Rory Percival has warned that there has been a lack of progress in the sector since the finalised guidance on assessing suitability in paper FG11/5 was set out.
He has strongly encouraged Financial Planning professionals to look at the document again. See key excerpts below.
The inadequate level of improvement since is disappointing, Mr Percival told Financial Planning Today.
In 2011, the FSA said the “level of failure in this area is unacceptable.”
The FSA said half of the investment files it assessed as unsuitable between March 2008 and September 2010, were rated as such on the grounds that the investment selection failed to meet the risk a customer is willing and able to take.
Writing exclusively for the next issue of Financial Planning Today magazine, he assesses the problems with:
- Risk profiling tools generating a result that does not appear to match the client’s answers.

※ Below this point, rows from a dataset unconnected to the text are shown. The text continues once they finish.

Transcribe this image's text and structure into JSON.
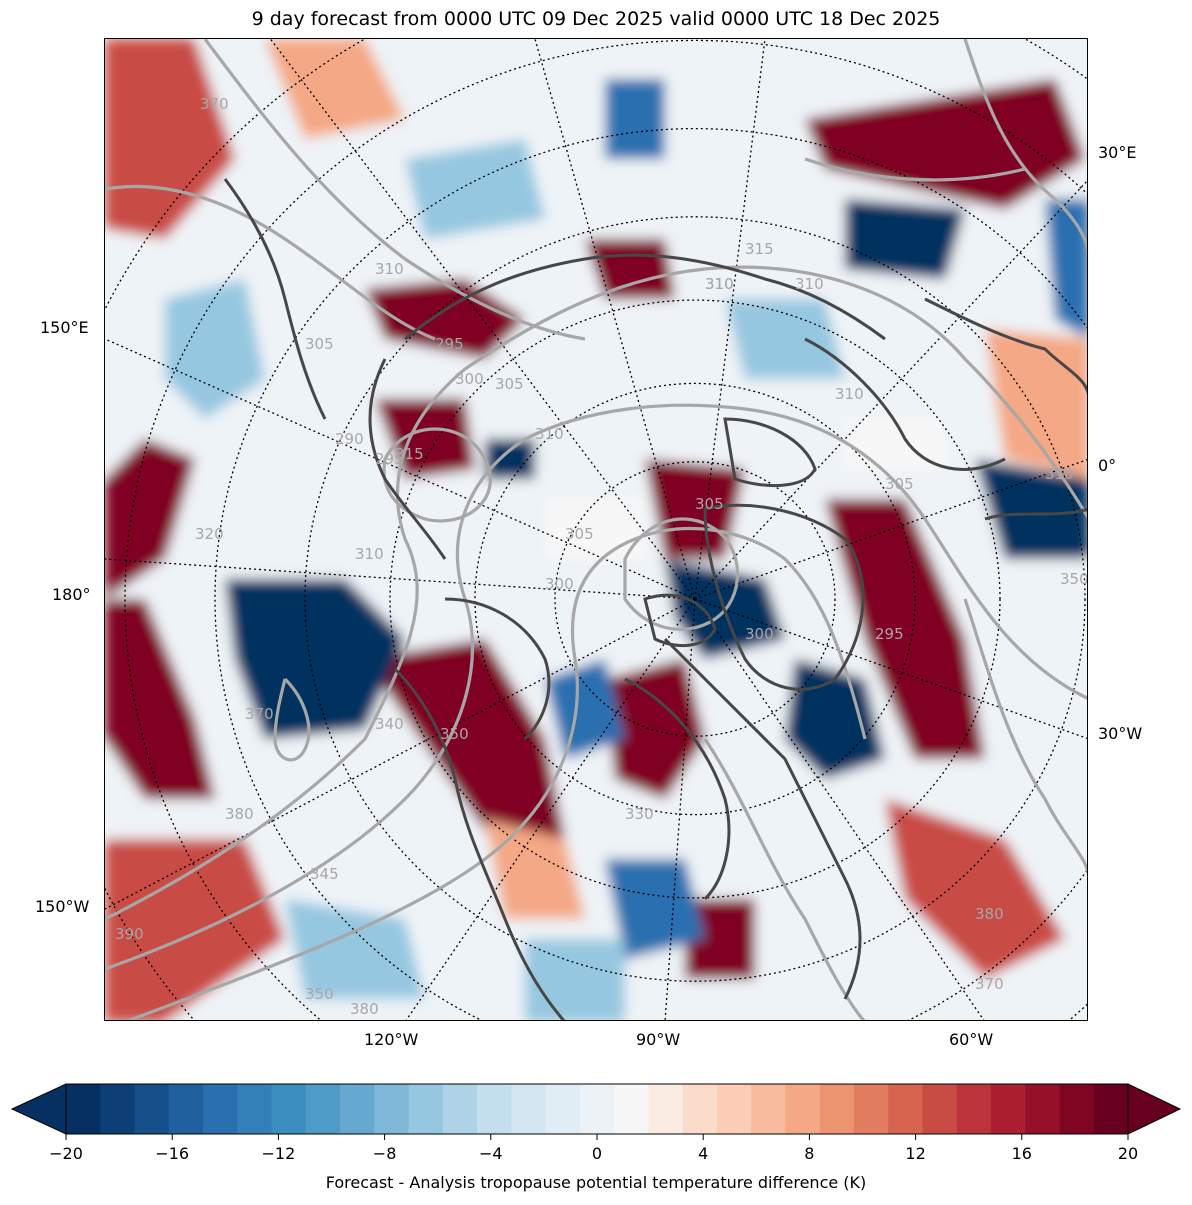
{
  "title": "9 day forecast from 0000 UTC 09 Dec 2025 valid 0000 UTC 18 Dec 2025",
  "map": {
    "projection": "north-polar-stereographic",
    "field": "Forecast - Analysis tropopause potential temperature difference",
    "contour_overlay": "tropopause potential temperature (K)",
    "contour_labels": [
      "370",
      "310",
      "315",
      "310",
      "310",
      "305",
      "295",
      "290",
      "295",
      "300",
      "305",
      "315",
      "310",
      "310",
      "310",
      "305",
      "305",
      "305",
      "300",
      "295",
      "340",
      "350",
      "350",
      "310",
      "380",
      "370",
      "350",
      "370",
      "380",
      "390",
      "380",
      "320",
      "310",
      "300",
      "330",
      "345"
    ],
    "lon_labels_bottom": [
      "120°W",
      "90°W",
      "60°W"
    ],
    "lon_labels_right": [
      "30°E",
      "0°",
      "30°W"
    ],
    "lon_labels_left": [
      "150°E",
      "180°",
      "150°W"
    ]
  },
  "colorbar": {
    "label": "Forecast - Analysis tropopause potential temperature difference (K)",
    "ticks": [
      "−20",
      "−16",
      "−12",
      "−8",
      "−4",
      "0",
      "4",
      "8",
      "12",
      "16",
      "20"
    ],
    "min": -20,
    "max": 20,
    "step": 1.5,
    "extend": "both",
    "colormap": "RdBu_r",
    "colors": [
      "#053061",
      "#0d3f76",
      "#174f8a",
      "#21609e",
      "#2a6fb0",
      "#337fb8",
      "#3d8ec0",
      "#4e9bc8",
      "#66a9d0",
      "#7eb7d8",
      "#96c7e0",
      "#aed3e7",
      "#c3dfee",
      "#d3e6f1",
      "#e0edf4",
      "#ecf2f6",
      "#f7f7f7",
      "#faebe3",
      "#fbdccb",
      "#fbcdb4",
      "#f8bb9e",
      "#f4a885",
      "#ec9370",
      "#e27d60",
      "#d6644f",
      "#c94c44",
      "#bc333b",
      "#ab1f31",
      "#951129",
      "#7f0622",
      "#67001f"
    ]
  }
}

- Risk description examples, which fail to quantify the level of risk involved.
- Inadequate coverage of capacity for loss.

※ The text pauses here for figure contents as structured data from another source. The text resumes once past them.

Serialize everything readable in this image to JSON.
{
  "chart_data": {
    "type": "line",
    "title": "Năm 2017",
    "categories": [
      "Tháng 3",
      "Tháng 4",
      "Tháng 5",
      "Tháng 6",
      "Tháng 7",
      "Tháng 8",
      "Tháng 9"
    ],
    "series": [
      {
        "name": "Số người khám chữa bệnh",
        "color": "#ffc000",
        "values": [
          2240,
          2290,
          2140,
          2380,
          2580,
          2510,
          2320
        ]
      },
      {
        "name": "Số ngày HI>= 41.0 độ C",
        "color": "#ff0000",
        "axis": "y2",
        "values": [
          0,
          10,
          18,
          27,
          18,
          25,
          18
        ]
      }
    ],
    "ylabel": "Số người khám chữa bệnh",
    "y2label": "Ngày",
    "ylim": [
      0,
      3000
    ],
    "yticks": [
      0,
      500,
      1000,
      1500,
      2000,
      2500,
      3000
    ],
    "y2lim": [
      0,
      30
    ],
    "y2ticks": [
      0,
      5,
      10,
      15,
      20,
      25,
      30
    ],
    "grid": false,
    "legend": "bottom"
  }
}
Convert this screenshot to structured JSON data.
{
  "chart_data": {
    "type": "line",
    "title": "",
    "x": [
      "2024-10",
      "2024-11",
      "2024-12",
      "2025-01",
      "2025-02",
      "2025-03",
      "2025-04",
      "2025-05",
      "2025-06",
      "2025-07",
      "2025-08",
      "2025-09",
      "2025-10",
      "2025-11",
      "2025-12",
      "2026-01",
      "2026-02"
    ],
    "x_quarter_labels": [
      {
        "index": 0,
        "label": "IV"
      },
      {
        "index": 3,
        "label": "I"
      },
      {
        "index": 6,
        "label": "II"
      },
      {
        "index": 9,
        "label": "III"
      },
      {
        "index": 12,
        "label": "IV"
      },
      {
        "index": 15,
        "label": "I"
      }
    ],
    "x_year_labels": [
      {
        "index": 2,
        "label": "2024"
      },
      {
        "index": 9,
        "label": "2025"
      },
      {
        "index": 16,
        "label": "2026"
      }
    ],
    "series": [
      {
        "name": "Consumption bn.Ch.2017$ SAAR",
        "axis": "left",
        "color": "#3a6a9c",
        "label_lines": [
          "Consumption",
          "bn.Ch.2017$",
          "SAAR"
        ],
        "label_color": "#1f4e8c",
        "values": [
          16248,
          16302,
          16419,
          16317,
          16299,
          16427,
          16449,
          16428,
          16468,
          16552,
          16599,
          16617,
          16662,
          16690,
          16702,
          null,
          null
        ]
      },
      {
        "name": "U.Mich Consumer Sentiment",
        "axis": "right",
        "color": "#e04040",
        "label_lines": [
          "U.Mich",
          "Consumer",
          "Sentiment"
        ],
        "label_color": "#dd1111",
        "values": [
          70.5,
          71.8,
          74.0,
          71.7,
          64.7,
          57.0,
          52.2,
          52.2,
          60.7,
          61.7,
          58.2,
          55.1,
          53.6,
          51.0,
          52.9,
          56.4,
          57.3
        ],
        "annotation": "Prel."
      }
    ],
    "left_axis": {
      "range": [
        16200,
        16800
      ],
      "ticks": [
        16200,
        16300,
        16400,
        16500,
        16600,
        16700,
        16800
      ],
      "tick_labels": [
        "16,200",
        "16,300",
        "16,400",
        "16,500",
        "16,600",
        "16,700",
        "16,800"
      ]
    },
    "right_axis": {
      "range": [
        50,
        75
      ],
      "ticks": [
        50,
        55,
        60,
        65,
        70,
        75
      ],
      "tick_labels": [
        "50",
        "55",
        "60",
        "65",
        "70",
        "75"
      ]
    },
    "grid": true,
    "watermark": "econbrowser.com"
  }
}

At a recent event, Mr Percival said some advisory firms are failing to adequately assess clients’ capacity for loss - a key element in risk profiling.
Speaking at the first DFM Due Diligence seminar in the City, run by online DFM forum Discus and in association with Financial Planning Today, he said this aspect of the advice process has “become really important” and that “there are still problems with some ”risk profiling tools.

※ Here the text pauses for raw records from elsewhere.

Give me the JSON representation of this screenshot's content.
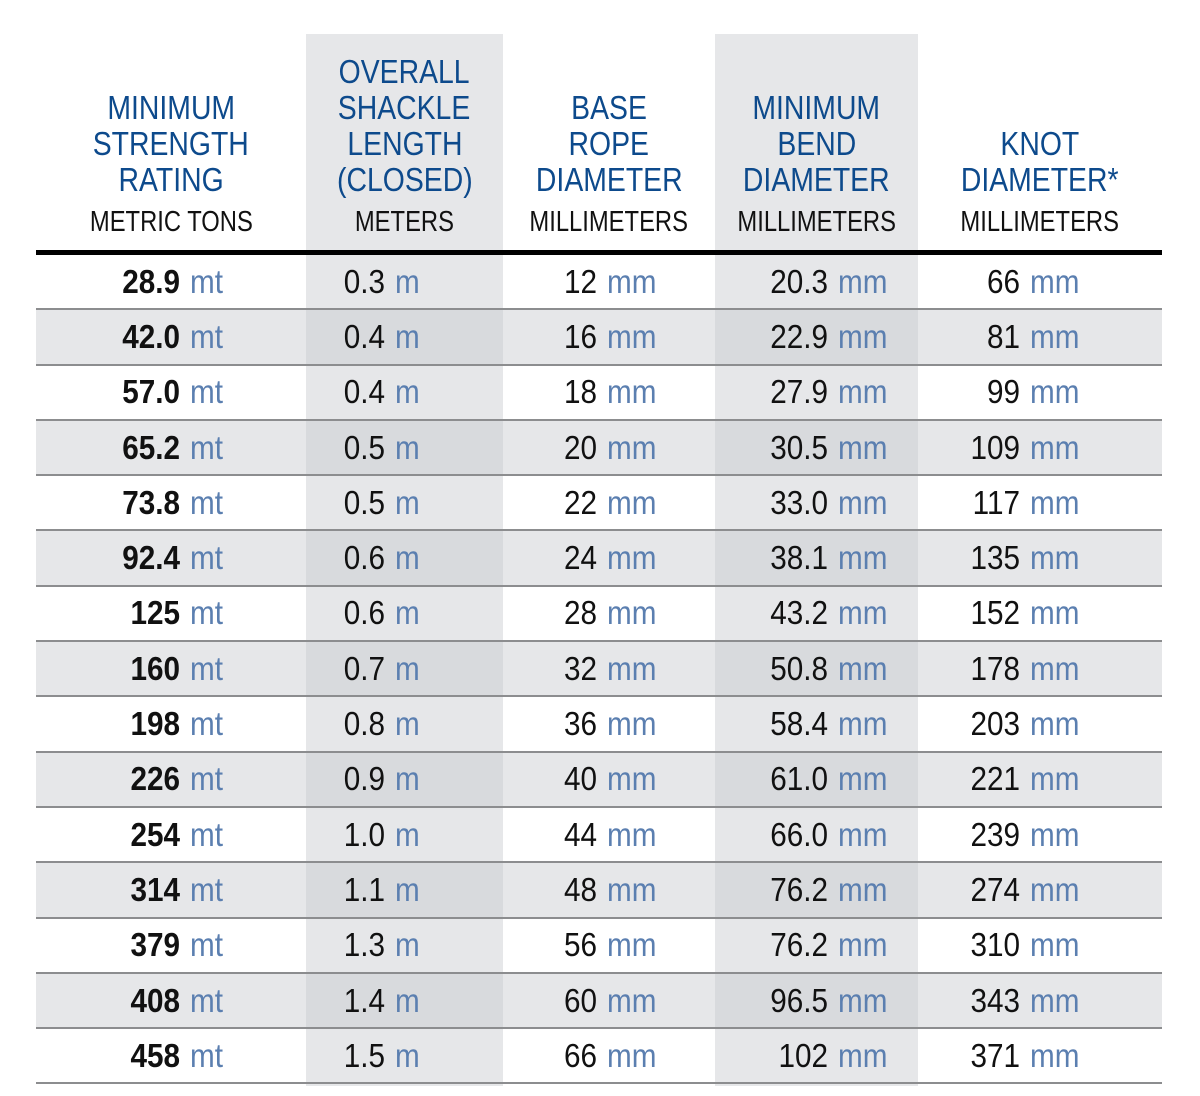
{
  "colors": {
    "header_title": "#0d4a8c",
    "unit": "#5b7fb0",
    "shade": "#e6e7e9",
    "rule": "#000000"
  },
  "columns": [
    {
      "title": [
        "MINIMUM",
        "STRENGTH",
        "RATING"
      ],
      "unit_label": "METRIC TONS",
      "unit": "mt"
    },
    {
      "title": [
        "OVERALL",
        "SHACKLE",
        "LENGTH",
        "(CLOSED)"
      ],
      "unit_label": "METERS",
      "unit": "m"
    },
    {
      "title": [
        "BASE",
        "ROPE",
        "DIAMETER"
      ],
      "unit_label": "MILLIMETERS",
      "unit": "mm"
    },
    {
      "title": [
        "MINIMUM",
        "BEND",
        "DIAMETER"
      ],
      "unit_label": "MILLIMETERS",
      "unit": "mm"
    },
    {
      "title": [
        "KNOT",
        "DIAMETER*"
      ],
      "unit_label": "MILLIMETERS",
      "unit": "mm"
    }
  ],
  "rows": [
    [
      "28.9",
      "0.3",
      "12",
      "20.3",
      "66"
    ],
    [
      "42.0",
      "0.4",
      "16",
      "22.9",
      "81"
    ],
    [
      "57.0",
      "0.4",
      "18",
      "27.9",
      "99"
    ],
    [
      "65.2",
      "0.5",
      "20",
      "30.5",
      "109"
    ],
    [
      "73.8",
      "0.5",
      "22",
      "33.0",
      "117"
    ],
    [
      "92.4",
      "0.6",
      "24",
      "38.1",
      "135"
    ],
    [
      "125",
      "0.6",
      "28",
      "43.2",
      "152"
    ],
    [
      "160",
      "0.7",
      "32",
      "50.8",
      "178"
    ],
    [
      "198",
      "0.8",
      "36",
      "58.4",
      "203"
    ],
    [
      "226",
      "0.9",
      "40",
      "61.0",
      "221"
    ],
    [
      "254",
      "1.0",
      "44",
      "66.0",
      "239"
    ],
    [
      "314",
      "1.1",
      "48",
      "76.2",
      "274"
    ],
    [
      "379",
      "1.3",
      "56",
      "76.2",
      "310"
    ],
    [
      "408",
      "1.4",
      "60",
      "96.5",
      "343"
    ],
    [
      "458",
      "1.5",
      "66",
      "102",
      "371"
    ]
  ]
}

To read Mr Percival’s article on risk profiling in full, watch out for issue 4 of Financial Planning Today magazine.
Key points from finalised guidance on assessing suitability in paper FG11/5:
Relying on risk-profiling and asset-allocation tools
FSA: “Tools can usefully aid discussions with customers, by helping to provide structure and promote consistency.
“But they often have limitations which mean there are circumstances in which they may produce flawed results.
“Where firms rely on tools they need to ensure they are actively mitigating any limitations through the suitability assessment and ‘know your customer’ process.”
FSA reviewed 11 risk-profiling tools and “were concerned to find that nine tools had weaknesses which could, in certain circumstances, lead to flawed outputs”.
The FSA stated its concern that findings suggested many firms failed to understand how the tools they use work, including what they are designed to do.
Failure to collect and properly account for all the information relevant to assessing the risk a customer is willing and able to take
FSA: “Although most advisers and investment managers consider a customer’s attitude to risk when assessing suitability, many fail to take appropriate account of their capacity for loss.
“Where firms use a questionnaire to collect information from customers, we are concerned that these often use poor question and answer options, have over-sensitive scoring or attribute inappropriate weighting to answers.
“Such flaws can result in inappropriate conflation or interpretation of customer responses.
“We have seen examples of firms failing to have a robust process to identify customers that are best suited to placing their money in cash deposits because they are unwilling or unable to accept the risk of loss of capital.”